QUESTION: Hi, I'm writing a program using the GEANT4 Monte Carlo toolkit. It's all object oriented programming- I only took C++ 101 in undergrad. I have my program completed except for one part.
Here is my question: I need to read in a 1-2 gb text file, three lines at a time. I don't want to load the whole file into memory (program already requires ~700Mb). Also, my understanding of getline() is that it scans lines until you tell it to stop- so, my program would continually slow down as getline() had to go further into the file. Is it possible to have a persistent pointer (?) to the file/location in the file? Or, is there a good, efficient way to jump to a specific line in the file?

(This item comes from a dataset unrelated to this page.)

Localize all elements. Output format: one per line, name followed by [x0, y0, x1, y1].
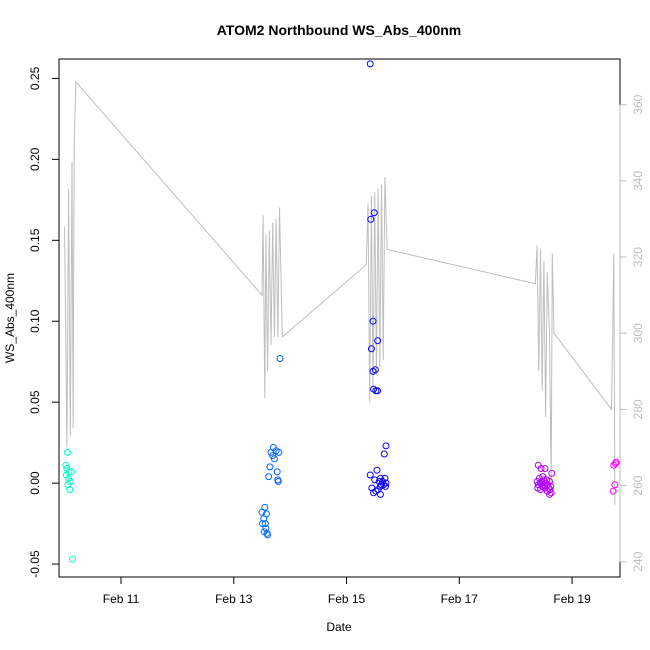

All I can think of now is to break my files into 100Mb chunks, load one, use the data from that file, delete that chunk of memory and load the next...not very elegant, but, maybe the easiest.
My files are ASCII and I'm writing on FEDORA 6 system. Also, although most lines have the same number of characters, no line is guaranteed to have the same number of characters in it.
ANSWER: getline reads one line at a time. http://www.cplusplus.com/reference/iostream/istream/getline.html
So do as you need to do reading 3 lines at a time. The underlying code tends to buffer in larger chunks and provide the lines from that buffer. You'll find it to be as efficient as you reading in 1MB and processing it locally. There is also a way to control the size of the buffer used by the file system. The default is probably adequate.
---------- FOLLOW-UP ----------
QUESTION: Thank you for your response, I really appreciate it!
I kinda meant for my question to be less on how to read data in the file and more on how to efficiently skip to, for example, line number 3,140,327 of a text file. Is there a good, efficient way to skip to an arbitrary line in a text file? If so, how could that be achieved?
Ah, OK. I think the fastest way to do this is to use raw I/O and read big chunks into memory and use a tight loop, like:
void skipLines( char *buffer, register int toLine )
register int count;
register char *ptr = buffer;
while( count < toLine )
if( *ptr++ == '\n' )
This assumes you have enough in buffer to get to toLine. Checking for the end of the buffer and reloading more and continuing isn't hard but it takes time. Windows has memory mapped files and you might consider seeing if a disk file can be copies to a memory mapped one.
I think I told you what you expected here. You can count on the memory usage versus speed relationship. The more memory you use (i.e. loading the whole file) will get you more speed. You may find loading the whole file, which will force Windows to use paged memory may be faster than reading in chunks.
I recommend trying several methods and timing them. Sometimes I've been surprised when I think I've done something the fastest way only to find out it wasn't.